If patients receive enough information during the discharge process, it increases their chances of having a smooth recovery. But many hospitals fail to provide adequate discharge summaries to patients, which can affect the care they receive once they leave the hospital.
Research from the Yale University School of Medicine showed that patients had better outcomes after hospital stays, including fewer 30-day readmissions, if providers created a detailed discharge summary that could be passed along to other doctors who they visited for follow-up care.
Three elements helped providers create the most effective discharge summaries:
- Timeliness. Faster is better when preparing patients’ discharge summaries.

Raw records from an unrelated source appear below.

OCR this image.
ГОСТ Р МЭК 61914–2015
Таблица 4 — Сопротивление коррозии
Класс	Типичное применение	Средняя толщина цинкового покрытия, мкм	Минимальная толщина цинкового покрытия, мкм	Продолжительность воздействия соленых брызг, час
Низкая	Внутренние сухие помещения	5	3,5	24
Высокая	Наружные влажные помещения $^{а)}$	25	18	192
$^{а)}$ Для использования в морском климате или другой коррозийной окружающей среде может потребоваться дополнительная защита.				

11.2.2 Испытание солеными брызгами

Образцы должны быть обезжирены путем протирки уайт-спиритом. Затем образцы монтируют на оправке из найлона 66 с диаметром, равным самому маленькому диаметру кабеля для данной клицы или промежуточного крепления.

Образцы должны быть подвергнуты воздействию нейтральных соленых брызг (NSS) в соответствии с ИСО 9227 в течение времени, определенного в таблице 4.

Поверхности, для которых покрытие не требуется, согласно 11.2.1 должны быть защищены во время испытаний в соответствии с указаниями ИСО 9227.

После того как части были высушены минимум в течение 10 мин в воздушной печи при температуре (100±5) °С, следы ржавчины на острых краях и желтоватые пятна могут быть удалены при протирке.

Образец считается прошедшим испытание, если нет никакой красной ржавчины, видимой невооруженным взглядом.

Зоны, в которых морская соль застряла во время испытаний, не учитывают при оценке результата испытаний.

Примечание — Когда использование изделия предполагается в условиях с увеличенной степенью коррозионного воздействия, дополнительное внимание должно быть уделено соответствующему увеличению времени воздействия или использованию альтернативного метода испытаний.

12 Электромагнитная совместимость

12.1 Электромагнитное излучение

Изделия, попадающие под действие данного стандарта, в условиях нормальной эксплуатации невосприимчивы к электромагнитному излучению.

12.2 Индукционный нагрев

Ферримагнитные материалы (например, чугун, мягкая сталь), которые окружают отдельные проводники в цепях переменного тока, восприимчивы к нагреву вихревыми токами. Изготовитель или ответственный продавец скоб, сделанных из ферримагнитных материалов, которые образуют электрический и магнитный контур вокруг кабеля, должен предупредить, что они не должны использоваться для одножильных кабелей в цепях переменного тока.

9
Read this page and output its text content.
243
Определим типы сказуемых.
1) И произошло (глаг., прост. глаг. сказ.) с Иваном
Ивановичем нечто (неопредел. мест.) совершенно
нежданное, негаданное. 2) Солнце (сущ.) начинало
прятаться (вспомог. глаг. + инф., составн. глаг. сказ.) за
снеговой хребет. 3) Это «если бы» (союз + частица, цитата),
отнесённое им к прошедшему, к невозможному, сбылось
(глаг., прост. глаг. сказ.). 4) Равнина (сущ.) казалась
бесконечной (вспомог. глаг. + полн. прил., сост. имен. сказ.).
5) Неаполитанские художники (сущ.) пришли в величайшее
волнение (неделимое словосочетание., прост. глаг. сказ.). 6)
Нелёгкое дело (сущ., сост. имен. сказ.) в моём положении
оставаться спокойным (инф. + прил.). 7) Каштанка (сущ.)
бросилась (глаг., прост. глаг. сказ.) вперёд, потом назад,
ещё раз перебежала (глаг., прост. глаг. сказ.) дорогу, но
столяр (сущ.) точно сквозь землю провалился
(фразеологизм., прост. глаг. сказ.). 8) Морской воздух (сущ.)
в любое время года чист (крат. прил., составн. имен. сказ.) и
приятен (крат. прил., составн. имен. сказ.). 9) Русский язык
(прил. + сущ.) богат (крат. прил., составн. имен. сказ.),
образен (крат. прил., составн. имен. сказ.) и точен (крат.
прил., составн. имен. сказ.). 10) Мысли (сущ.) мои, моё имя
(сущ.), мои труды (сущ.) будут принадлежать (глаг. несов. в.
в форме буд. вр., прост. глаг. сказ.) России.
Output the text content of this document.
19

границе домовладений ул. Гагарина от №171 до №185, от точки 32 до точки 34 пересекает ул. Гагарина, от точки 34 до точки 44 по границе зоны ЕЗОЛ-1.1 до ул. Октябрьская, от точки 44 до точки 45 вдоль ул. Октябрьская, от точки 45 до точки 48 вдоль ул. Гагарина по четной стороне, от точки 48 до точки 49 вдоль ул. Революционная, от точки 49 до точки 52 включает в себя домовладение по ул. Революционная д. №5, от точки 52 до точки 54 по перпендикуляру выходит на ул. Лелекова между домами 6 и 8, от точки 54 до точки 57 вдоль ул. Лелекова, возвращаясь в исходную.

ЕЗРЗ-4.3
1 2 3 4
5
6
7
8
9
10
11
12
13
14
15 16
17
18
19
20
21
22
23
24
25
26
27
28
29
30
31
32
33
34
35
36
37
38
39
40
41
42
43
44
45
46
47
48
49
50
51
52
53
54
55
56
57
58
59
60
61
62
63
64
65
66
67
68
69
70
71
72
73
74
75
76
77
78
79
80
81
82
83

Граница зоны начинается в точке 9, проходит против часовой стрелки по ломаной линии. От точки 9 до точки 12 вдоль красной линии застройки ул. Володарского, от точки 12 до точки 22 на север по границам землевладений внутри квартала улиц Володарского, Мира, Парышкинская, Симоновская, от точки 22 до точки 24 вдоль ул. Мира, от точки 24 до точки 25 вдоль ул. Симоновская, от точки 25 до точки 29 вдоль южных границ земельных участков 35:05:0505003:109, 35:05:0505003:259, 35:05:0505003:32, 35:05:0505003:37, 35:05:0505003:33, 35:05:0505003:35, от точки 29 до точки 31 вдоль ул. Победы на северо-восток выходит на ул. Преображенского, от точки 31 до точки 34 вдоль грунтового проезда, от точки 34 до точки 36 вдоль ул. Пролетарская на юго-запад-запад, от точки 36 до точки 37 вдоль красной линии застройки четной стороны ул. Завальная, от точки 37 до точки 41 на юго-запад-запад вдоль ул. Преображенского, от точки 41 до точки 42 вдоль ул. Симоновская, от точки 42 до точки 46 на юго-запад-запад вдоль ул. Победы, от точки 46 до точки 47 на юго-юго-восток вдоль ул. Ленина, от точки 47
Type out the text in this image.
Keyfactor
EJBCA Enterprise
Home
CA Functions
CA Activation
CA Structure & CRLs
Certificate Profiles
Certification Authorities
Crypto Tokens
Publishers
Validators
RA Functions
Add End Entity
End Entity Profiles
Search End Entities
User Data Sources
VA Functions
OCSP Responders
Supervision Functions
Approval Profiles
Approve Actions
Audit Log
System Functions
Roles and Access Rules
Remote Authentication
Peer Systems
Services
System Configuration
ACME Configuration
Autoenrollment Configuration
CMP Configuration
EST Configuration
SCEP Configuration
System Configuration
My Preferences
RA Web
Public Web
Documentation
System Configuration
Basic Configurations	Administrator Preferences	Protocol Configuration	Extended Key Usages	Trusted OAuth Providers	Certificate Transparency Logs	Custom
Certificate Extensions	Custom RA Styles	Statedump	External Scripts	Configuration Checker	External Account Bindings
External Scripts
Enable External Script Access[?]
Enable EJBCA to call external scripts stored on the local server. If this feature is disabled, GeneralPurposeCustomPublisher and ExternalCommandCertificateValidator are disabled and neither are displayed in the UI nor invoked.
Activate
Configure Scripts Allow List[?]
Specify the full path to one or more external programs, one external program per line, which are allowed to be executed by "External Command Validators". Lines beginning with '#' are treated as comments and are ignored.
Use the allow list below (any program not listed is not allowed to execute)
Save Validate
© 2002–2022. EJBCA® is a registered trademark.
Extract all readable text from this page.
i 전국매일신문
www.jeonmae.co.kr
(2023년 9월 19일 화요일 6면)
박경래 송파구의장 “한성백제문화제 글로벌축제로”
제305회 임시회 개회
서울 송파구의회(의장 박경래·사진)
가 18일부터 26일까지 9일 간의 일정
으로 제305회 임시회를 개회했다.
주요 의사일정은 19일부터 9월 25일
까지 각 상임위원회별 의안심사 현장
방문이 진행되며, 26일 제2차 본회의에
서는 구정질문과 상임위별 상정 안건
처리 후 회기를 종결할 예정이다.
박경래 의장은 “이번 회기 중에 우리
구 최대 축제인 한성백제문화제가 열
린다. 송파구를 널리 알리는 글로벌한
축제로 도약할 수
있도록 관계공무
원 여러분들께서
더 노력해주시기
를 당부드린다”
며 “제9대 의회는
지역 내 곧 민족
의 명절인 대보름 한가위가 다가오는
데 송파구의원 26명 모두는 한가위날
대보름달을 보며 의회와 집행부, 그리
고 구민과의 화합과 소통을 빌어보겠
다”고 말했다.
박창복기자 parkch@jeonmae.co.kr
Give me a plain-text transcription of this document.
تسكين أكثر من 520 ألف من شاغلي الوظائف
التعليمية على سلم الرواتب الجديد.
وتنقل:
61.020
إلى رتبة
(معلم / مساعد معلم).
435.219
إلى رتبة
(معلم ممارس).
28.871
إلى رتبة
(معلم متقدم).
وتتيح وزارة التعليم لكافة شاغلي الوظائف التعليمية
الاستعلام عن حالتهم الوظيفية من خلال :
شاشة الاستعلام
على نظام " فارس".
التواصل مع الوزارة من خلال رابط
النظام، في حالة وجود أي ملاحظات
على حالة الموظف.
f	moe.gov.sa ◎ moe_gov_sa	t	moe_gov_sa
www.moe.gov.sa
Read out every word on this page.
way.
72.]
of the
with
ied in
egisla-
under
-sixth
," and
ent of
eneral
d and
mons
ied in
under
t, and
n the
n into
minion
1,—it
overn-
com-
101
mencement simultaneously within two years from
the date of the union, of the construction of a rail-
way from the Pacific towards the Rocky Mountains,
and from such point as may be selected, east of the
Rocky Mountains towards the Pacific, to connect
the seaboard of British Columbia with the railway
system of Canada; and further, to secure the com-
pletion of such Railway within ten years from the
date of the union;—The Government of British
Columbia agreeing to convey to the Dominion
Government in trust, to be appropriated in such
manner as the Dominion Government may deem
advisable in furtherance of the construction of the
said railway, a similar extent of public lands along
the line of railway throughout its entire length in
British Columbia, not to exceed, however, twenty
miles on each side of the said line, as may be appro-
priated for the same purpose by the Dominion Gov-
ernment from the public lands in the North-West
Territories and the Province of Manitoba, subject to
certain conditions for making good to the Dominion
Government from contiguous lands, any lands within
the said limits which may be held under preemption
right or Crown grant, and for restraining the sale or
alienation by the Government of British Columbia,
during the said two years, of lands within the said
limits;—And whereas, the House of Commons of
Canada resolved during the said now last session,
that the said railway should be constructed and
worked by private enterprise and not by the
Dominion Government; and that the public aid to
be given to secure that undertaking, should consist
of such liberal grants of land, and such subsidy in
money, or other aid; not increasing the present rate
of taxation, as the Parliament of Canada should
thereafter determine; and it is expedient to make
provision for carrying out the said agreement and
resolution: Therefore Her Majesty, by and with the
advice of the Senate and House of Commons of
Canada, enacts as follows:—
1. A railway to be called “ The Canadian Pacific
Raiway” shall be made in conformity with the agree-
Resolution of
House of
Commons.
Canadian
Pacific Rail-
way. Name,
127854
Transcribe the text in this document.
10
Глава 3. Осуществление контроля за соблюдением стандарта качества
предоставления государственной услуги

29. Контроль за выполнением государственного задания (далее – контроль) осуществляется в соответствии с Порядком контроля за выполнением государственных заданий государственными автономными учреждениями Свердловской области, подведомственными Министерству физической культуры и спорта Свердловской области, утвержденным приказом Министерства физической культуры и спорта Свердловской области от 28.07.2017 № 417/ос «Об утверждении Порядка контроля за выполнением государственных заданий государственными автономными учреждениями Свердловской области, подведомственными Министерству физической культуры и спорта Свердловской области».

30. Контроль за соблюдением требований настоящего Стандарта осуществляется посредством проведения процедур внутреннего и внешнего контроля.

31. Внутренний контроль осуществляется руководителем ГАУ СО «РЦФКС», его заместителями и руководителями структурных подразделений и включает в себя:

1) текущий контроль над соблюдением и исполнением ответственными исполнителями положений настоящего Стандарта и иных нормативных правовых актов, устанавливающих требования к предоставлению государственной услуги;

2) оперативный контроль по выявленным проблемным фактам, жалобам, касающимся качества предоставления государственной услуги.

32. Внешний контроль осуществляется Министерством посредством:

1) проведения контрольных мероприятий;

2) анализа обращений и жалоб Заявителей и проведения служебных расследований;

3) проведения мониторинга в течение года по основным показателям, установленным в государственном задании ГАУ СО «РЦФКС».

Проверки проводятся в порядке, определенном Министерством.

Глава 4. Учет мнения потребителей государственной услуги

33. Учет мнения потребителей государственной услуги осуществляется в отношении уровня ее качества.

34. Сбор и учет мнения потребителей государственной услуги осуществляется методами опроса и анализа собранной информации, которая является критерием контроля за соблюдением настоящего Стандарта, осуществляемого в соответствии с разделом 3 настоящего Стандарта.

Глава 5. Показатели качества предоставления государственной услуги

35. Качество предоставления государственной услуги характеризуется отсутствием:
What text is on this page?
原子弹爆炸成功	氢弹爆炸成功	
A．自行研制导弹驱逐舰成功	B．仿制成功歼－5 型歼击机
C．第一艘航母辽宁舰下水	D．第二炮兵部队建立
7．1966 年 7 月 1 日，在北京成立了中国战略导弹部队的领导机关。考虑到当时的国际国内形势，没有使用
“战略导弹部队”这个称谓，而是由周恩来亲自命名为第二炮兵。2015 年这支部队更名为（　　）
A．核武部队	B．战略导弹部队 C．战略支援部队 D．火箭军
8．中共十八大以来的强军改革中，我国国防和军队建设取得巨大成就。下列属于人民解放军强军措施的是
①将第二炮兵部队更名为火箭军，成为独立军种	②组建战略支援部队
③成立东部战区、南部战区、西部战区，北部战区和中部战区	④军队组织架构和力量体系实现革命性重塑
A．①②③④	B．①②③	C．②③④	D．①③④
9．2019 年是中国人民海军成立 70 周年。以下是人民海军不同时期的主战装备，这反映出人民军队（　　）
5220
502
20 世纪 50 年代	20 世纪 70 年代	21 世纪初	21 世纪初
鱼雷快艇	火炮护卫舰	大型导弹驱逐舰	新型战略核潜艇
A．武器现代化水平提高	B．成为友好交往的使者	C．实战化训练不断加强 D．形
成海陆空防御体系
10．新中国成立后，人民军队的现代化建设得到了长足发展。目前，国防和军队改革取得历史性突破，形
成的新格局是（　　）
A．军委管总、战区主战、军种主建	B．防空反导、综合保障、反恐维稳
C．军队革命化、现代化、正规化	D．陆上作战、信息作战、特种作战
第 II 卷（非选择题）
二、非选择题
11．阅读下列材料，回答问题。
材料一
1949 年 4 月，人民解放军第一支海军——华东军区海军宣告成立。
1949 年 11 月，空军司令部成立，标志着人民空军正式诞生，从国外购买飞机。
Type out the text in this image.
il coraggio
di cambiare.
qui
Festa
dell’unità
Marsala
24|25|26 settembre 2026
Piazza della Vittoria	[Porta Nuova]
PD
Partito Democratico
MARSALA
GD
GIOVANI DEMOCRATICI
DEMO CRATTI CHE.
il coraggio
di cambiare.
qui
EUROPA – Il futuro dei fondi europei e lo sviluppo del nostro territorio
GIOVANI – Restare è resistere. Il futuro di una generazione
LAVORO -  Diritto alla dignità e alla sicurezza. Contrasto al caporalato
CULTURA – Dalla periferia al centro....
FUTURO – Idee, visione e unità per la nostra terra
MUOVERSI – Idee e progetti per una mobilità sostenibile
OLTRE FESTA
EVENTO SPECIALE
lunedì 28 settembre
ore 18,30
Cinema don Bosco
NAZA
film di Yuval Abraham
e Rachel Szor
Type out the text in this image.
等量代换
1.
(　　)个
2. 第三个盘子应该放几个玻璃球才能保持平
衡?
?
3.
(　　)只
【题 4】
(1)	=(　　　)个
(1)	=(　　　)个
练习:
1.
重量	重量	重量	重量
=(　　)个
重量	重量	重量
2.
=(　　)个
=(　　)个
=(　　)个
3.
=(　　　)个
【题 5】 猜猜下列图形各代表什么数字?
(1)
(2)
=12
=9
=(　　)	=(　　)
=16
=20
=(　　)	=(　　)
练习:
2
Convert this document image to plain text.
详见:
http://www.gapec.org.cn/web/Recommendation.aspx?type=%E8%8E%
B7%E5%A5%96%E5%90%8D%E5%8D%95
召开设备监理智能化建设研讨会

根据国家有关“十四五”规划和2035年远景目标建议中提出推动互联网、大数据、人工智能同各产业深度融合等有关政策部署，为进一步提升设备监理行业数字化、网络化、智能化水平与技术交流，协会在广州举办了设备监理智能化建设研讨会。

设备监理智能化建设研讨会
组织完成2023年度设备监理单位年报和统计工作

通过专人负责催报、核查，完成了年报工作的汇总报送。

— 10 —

- Transmission. Sending discharge summaries directly to patients’ doctors got the best results.
- Content. It’s essential for summaries to contain key information, such as the patient’s condition at discharge, pending tests that must be completed, or recommendations for further treatment.
Capture details with EHRs
Hospitals can use their electronic health records (EHR) systems to streamline the process of creating a discharge summary. EHRs are helpful because they can quickly send information about a patient’s hospital stay to a primary care provider. This gives the provider a more complete picture of the patient’s condition at discharge, which can help with delivering more effective follow-up care.
Many EHRs give providers the ability to create templates. Making a “discharge template” that clinicians can use to capture the information required on patients’ discharge summaries can be helpful. Clinical staff can fill in any relevant details throughout the person’s hospital stay. This keeps all the required information in one place, so it won’t be missed on the summary.
Ask your EHR vendor if it’s possible to create these templates in your system.
If your hospital’s EHR system can’t send this information directly to a primary care physician’s EHR, be sure to fax the discharge summary to the office right away – or see if it can be securely emailed.
Hospitals should start preparing for patients’ discharge right when they’re first admitted to the facility. This ensures that the final discharge summary is complete, as well as useful and relevant to patients, so they’ll have a smoother transition after discharge.
The following guidelines from the American Hospital Association (AHA) can help your hospital shore up any weak spots in its discharge process:
- Consider each patient’s individual needs before deciding whether patients should be discharged to their homes or facilities with additional assistance for their recovery (e.g., skilled nursing facilities).
- Make sure the medical judgment of doctors, nurses and clinical staff guides all decisions.
- Use every resource at your disposal (such as your EHR) to reduce the administrative work involved in discharge planning.
- During the hospital stay, clinical staff must communicate openly with patients and their families so they’ll be aware of the best choices they can make to improve recovery post-discharge.